This is very interesting. I am slightly confused by the perceived need to compare things that are not similar and somehow fuse 'extra value' into them.
All the mountain qualifications are hard work - and they keep you working hard with the almost ceaseless update courses that you need to attend, if you want to keep your ML (Summer and Winter), MIA, SPA or MIC alive and usable. In that respect alone, they should be worth more than, say, a bachelor's degree.
This last is three, or sometimes four, years of study that involves exams and/or continual assessment. After your finals, you have a ceremony where you wear a bat cloak and look slightly self-conscious while your parents take photos. But does your university ever come back a few years later and check that you can still analyse poetry or work out coefficients still? No. After a number of years, you can actually pay to upgrade your Oxbridge degree from a BA to an MA. No exams and hardly any writing other than that on the cheque. It does mean you can get rid of the rabbit's fur on your academic hood, though!

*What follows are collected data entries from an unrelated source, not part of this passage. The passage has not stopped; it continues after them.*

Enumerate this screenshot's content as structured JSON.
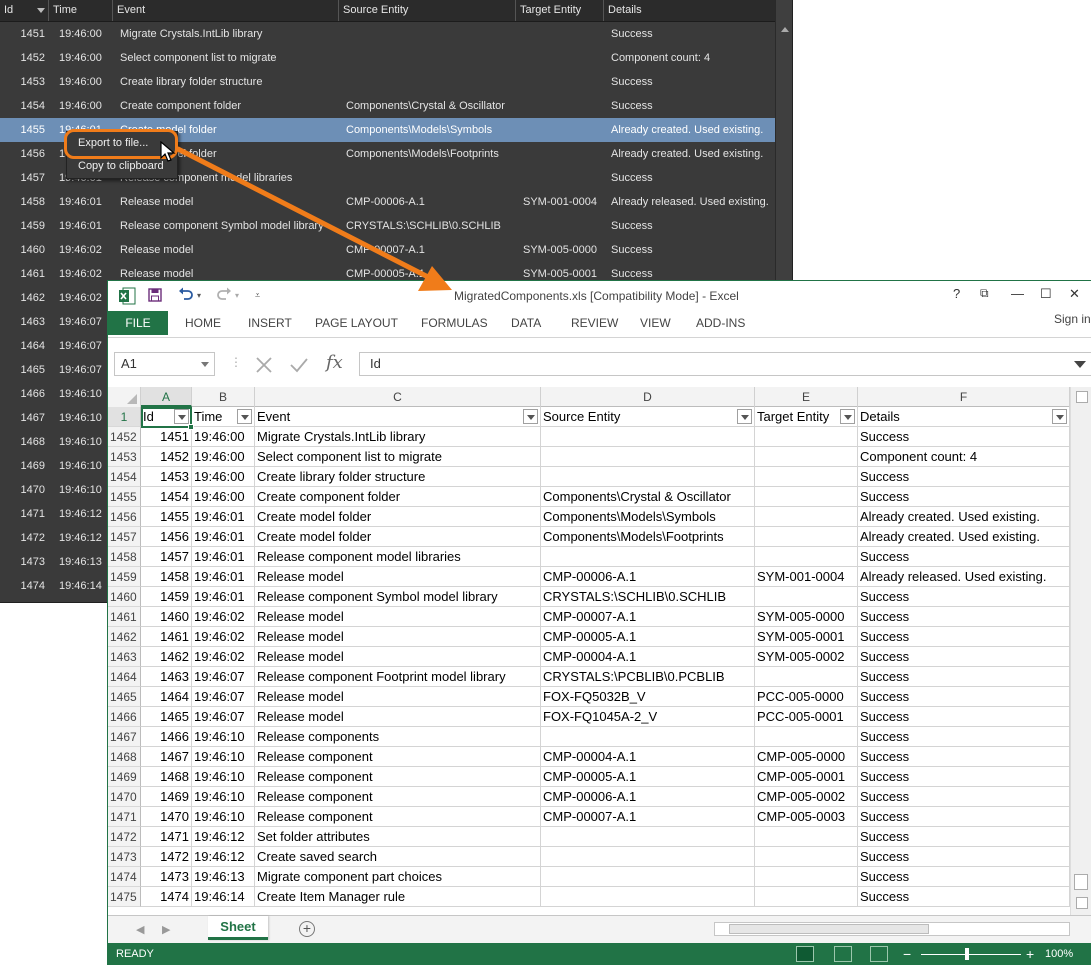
{
  "log_panel": {
    "columns": [
      "Id",
      "Time",
      "Event",
      "Source Entity",
      "Target Entity",
      "Details"
    ],
    "rows": [
      {
        "id": "1451",
        "time": "19:46:00",
        "event": "Migrate Crystals.IntLib library",
        "source": "",
        "target": "",
        "details": "Success"
      },
      {
        "id": "1452",
        "time": "19:46:00",
        "event": "Select component list to migrate",
        "source": "",
        "target": "",
        "details": "Component count: 4"
      },
      {
        "id": "1453",
        "time": "19:46:00",
        "event": "Create library folder structure",
        "source": "",
        "target": "",
        "details": "Success"
      },
      {
        "id": "1454",
        "time": "19:46:00",
        "event": "Create component folder",
        "source": "Components\\Crystal & Oscillator",
        "target": "",
        "details": "Success"
      },
      {
        "id": "1455",
        "time": "19:46:01",
        "event": "Create model folder",
        "source": "Components\\Models\\Symbols",
        "target": "",
        "details": "Already created. Used existing."
      },
      {
        "id": "1456",
        "time": "19:46:01",
        "event": "Create model folder",
        "source": "Components\\Models\\Footprints",
        "target": "",
        "details": "Already created. Used existing."
      },
      {
        "id": "1457",
        "time": "19:46:01",
        "event": "Release component model libraries",
        "source": "",
        "target": "",
        "details": "Success"
      },
      {
        "id": "1458",
        "time": "19:46:01",
        "event": "Release model",
        "source": "CMP-00006-A.1",
        "target": "SYM-001-0004",
        "details": "Already released. Used existing."
      },
      {
        "id": "1459",
        "time": "19:46:01",
        "event": "Release component Symbol model library",
        "source": "CRYSTALS:\\SCHLIB\\0.SCHLIB",
        "target": "",
        "details": "Success"
      },
      {
        "id": "1460",
        "time": "19:46:02",
        "event": "Release model",
        "source": "CMP-00007-A.1",
        "target": "SYM-005-0000",
        "details": "Success"
      },
      {
        "id": "1461",
        "time": "19:46:02",
        "event": "Release model",
        "source": "CMP-00005-A.1",
        "target": "SYM-005-0001",
        "details": "Success"
      },
      {
        "id": "1462",
        "time": "19:46:02",
        "event": "",
        "source": "",
        "target": "",
        "details": ""
      },
      {
        "id": "1463",
        "time": "19:46:07",
        "event": "",
        "source": "",
        "target": "",
        "details": ""
      },
      {
        "id": "1464",
        "time": "19:46:07",
        "event": "",
        "source": "",
        "target": "",
        "details": ""
      },
      {
        "id": "1465",
        "time": "19:46:07",
        "event": "",
        "source": "",
        "target": "",
        "details": ""
      },
      {
        "id": "1466",
        "time": "19:46:10",
        "event": "",
        "source": "",
        "target": "",
        "details": ""
      },
      {
        "id": "1467",
        "time": "19:46:10",
        "event": "",
        "source": "",
        "target": "",
        "details": ""
      },
      {
        "id": "1468",
        "time": "19:46:10",
        "event": "",
        "source": "",
        "target": "",
        "details": ""
      },
      {
        "id": "1469",
        "time": "19:46:10",
        "event": "",
        "source": "",
        "target": "",
        "details": ""
      },
      {
        "id": "1470",
        "time": "19:46:10",
        "event": "",
        "source": "",
        "target": "",
        "details": ""
      },
      {
        "id": "1471",
        "time": "19:46:12",
        "event": "",
        "source": "",
        "target": "",
        "details": ""
      },
      {
        "id": "1472",
        "time": "19:46:12",
        "event": "",
        "source": "",
        "target": "",
        "details": ""
      },
      {
        "id": "1473",
        "time": "19:46:13",
        "event": "",
        "source": "",
        "target": "",
        "details": ""
      },
      {
        "id": "1474",
        "time": "19:46:14",
        "event": "",
        "source": "",
        "target": "",
        "details": ""
      }
    ],
    "context_menu": {
      "export": "Export to file...",
      "copy": "Copy to clipboard"
    }
  },
  "excel": {
    "title": "MigratedComponents.xls  [Compatibility Mode] - Excel",
    "window_controls": {
      "help": "?",
      "restore_ribbon": "⧉",
      "minimize": "—",
      "maximize": "☐",
      "close": "✕"
    },
    "ribbon_tabs": [
      "FILE",
      "HOME",
      "INSERT",
      "PAGE LAYOUT",
      "FORMULAS",
      "DATA",
      "REVIEW",
      "VIEW",
      "ADD-INS"
    ],
    "sign_in": "Sign in",
    "name_box": "A1",
    "formula": "Id",
    "fx": "fx",
    "col_letters": [
      "A",
      "B",
      "C",
      "D",
      "E",
      "F"
    ],
    "header_row_num": "1",
    "headers": [
      "Id",
      "Time",
      "Event",
      "Source Entity",
      "Target Entity",
      "Details"
    ],
    "rows": [
      {
        "rn": "1452",
        "id": "1451",
        "time": "19:46:00",
        "event": "Migrate Crystals.IntLib library",
        "source": "",
        "target": "",
        "details": "Success"
      },
      {
        "rn": "1453",
        "id": "1452",
        "time": "19:46:00",
        "event": "Select component list to migrate",
        "source": "",
        "target": "",
        "details": "Component count: 4"
      },
      {
        "rn": "1454",
        "id": "1453",
        "time": "19:46:00",
        "event": "Create library folder structure",
        "source": "",
        "target": "",
        "details": "Success"
      },
      {
        "rn": "1455",
        "id": "1454",
        "time": "19:46:00",
        "event": "Create component folder",
        "source": "Components\\Crystal & Oscillator",
        "target": "",
        "details": "Success"
      },
      {
        "rn": "1456",
        "id": "1455",
        "time": "19:46:01",
        "event": "Create model folder",
        "source": "Components\\Models\\Symbols",
        "target": "",
        "details": "Already created. Used existing."
      },
      {
        "rn": "1457",
        "id": "1456",
        "time": "19:46:01",
        "event": "Create model folder",
        "source": "Components\\Models\\Footprints",
        "target": "",
        "details": "Already created. Used existing."
      },
      {
        "rn": "1458",
        "id": "1457",
        "time": "19:46:01",
        "event": "Release component model libraries",
        "source": "",
        "target": "",
        "details": "Success"
      },
      {
        "rn": "1459",
        "id": "1458",
        "time": "19:46:01",
        "event": "Release model",
        "source": "CMP-00006-A.1",
        "target": "SYM-001-0004",
        "details": "Already released. Used existing."
      },
      {
        "rn": "1460",
        "id": "1459",
        "time": "19:46:01",
        "event": "Release component Symbol model library",
        "source": "CRYSTALS:\\SCHLIB\\0.SCHLIB",
        "target": "",
        "details": "Success"
      },
      {
        "rn": "1461",
        "id": "1460",
        "time": "19:46:02",
        "event": "Release model",
        "source": "CMP-00007-A.1",
        "target": "SYM-005-0000",
        "details": "Success"
      },
      {
        "rn": "1462",
        "id": "1461",
        "time": "19:46:02",
        "event": "Release model",
        "source": "CMP-00005-A.1",
        "target": "SYM-005-0001",
        "details": "Success"
      },
      {
        "rn": "1463",
        "id": "1462",
        "time": "19:46:02",
        "event": "Release model",
        "source": "CMP-00004-A.1",
        "target": "SYM-005-0002",
        "details": "Success"
      },
      {
        "rn": "1464",
        "id": "1463",
        "time": "19:46:07",
        "event": "Release component Footprint model library",
        "source": "CRYSTALS:\\PCBLIB\\0.PCBLIB",
        "target": "",
        "details": "Success"
      },
      {
        "rn": "1465",
        "id": "1464",
        "time": "19:46:07",
        "event": "Release model",
        "source": "FOX-FQ5032B_V",
        "target": "PCC-005-0000",
        "details": "Success"
      },
      {
        "rn": "1466",
        "id": "1465",
        "time": "19:46:07",
        "event": "Release model",
        "source": "FOX-FQ1045A-2_V",
        "target": "PCC-005-0001",
        "details": "Success"
      },
      {
        "rn": "1467",
        "id": "1466",
        "time": "19:46:10",
        "event": "Release components",
        "source": "",
        "target": "",
        "details": "Success"
      },
      {
        "rn": "1468",
        "id": "1467",
        "time": "19:46:10",
        "event": "Release component",
        "source": "CMP-00004-A.1",
        "target": "CMP-005-0000",
        "details": "Success"
      },
      {
        "rn": "1469",
        "id": "1468",
        "time": "19:46:10",
        "event": "Release component",
        "source": "CMP-00005-A.1",
        "target": "CMP-005-0001",
        "details": "Success"
      },
      {
        "rn": "1470",
        "id": "1469",
        "time": "19:46:10",
        "event": "Release component",
        "source": "CMP-00006-A.1",
        "target": "CMP-005-0002",
        "details": "Success"
      },
      {
        "rn": "1471",
        "id": "1470",
        "time": "19:46:10",
        "event": "Release component",
        "source": "CMP-00007-A.1",
        "target": "CMP-005-0003",
        "details": "Success"
      },
      {
        "rn": "1472",
        "id": "1471",
        "time": "19:46:12",
        "event": "Set folder attributes",
        "source": "",
        "target": "",
        "details": "Success"
      },
      {
        "rn": "1473",
        "id": "1472",
        "time": "19:46:12",
        "event": "Create saved search",
        "source": "",
        "target": "",
        "details": "Success"
      },
      {
        "rn": "1474",
        "id": "1473",
        "time": "19:46:13",
        "event": "Migrate component part choices",
        "source": "",
        "target": "",
        "details": "Success"
      },
      {
        "rn": "1475",
        "id": "1474",
        "time": "19:46:14",
        "event": "Create Item Manager rule",
        "source": "",
        "target": "",
        "details": "Success"
      }
    ],
    "sheet_tab": "Sheet",
    "add_sheet": "+",
    "status": "READY",
    "zoom_minus": "−",
    "zoom_plus": "+",
    "zoom": "100%"
  },
  "colors": {
    "excel_green": "#217346",
    "highlight_orange": "#f07c1a",
    "log_bg": "#3a3a3a",
    "log_selected": "#6d8fb6"
  }
}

What with the, let's say, 'changing' demands and standards of academic courses in schools and therefore, by extension, universities, is it fair to compare a hard-earned, consistently tough and committing outdoor qualification, be it for the mountains, sailing, canoeing, kayaking, diving or whatever, that requires ongoing training and reassessment, with GCSE's, A levels or degrees?
I think that qualifications in the outdoor industry should achieve both a higher profile and, nost definitely, a higher status but it would be a mistake to compare them with other, more widely available academic qualifications. A fish is always a fish, never an orange; even if you painted it orange, it's still a fish.